Adding read number tracking and amplicon size overview to FeatureTable summary

jairideout · October 13, 2017, 7:17pm

Hi @yanxianl, thanks for these suggestions!

This type of DADA2 reporting was discussed in this forum topic. We'll follow up here when the feature is available in a qiime2 release!

@wasade does q2-deblur log this kind of filtering information?

@Nicholas_Bokulich, would this type of filtering make sense in the quality-control plugin you're working on?

I agree tracking this type of filtering information would be useful, though I'm not sure it'd be possible to display this information in the feature-table summarize visualization. The reason is that QIIME 2 is decentralized, such that there is no set of sequential steps in an analysis like we had in QIIME 1. QIIME 2 is more of a "choose-your-own-adventure", where you could, for example, choose to denoise your data with DADA2, or perform quality-score based filtering with q2-quality-filter and then denoise the data with Deblur. You can even avoid denoising algorithms altogether and cluster your sequences into OTUs, similar to QIIME 1.

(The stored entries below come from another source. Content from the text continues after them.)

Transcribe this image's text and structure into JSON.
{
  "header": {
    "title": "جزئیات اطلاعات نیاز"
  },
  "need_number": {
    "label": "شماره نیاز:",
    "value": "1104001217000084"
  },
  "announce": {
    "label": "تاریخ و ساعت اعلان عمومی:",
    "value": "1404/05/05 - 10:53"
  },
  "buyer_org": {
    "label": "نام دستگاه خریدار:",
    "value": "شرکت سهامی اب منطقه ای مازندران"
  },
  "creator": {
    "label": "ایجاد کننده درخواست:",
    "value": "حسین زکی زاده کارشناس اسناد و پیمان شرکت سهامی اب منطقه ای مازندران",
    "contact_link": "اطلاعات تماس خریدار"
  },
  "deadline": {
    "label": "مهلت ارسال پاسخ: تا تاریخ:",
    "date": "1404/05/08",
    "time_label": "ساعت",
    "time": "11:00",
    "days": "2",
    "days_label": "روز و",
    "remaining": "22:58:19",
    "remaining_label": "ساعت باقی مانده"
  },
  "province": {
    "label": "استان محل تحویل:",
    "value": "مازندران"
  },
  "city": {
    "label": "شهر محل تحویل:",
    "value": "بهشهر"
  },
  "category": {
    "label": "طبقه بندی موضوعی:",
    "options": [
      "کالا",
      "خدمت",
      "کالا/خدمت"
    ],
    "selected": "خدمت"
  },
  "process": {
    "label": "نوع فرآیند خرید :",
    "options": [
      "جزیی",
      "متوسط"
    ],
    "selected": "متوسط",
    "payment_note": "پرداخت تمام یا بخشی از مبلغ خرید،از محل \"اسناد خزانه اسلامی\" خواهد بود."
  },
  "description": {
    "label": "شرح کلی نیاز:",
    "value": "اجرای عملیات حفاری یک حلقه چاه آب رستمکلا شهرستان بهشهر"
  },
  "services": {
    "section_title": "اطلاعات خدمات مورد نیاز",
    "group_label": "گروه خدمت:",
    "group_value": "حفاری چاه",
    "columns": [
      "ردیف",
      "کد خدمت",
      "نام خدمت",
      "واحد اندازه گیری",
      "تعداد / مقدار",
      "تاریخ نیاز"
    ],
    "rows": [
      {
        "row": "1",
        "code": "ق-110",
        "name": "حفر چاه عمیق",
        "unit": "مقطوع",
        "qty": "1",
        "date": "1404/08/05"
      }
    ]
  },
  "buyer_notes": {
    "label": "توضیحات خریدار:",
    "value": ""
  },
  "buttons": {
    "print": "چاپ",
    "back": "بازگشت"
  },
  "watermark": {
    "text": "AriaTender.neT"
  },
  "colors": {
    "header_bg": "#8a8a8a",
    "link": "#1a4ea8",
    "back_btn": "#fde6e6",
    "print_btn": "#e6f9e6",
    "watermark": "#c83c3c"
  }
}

Each of these steps could perform filtering in different ways, and track that information differently too (it's up to the plugin developer how they want to do that). Thus, by the time a user generates a feature table summary with feature-table summarize, we don't have access to any of those "upstream" quality-filtering steps; all we have is a feature table that tells us how many features we have in our data set, and how abundant those features are. An artifact's provenance tells us what actions were executed to create the feature table, but we don't know how many sequences were filtered out in "upstream" analyses.

Besides the DADA2 filtering reporting I linked to above, you can accomplish what you're looking for by using demux summarize to inspect how many sequences each sample has prior to quality-filtering / denoising. You can then apply whatever denoising or clustering analyses you'd like, and use feature-table summarize to see how many sequences remain in your feature table (that info is listed as Total frequency under the Table summary heading).

So while it would be difficult to display all of the information you're describing in feature-table summarize, it's possible to find that info by comparing demux summarize to feature-table summarize.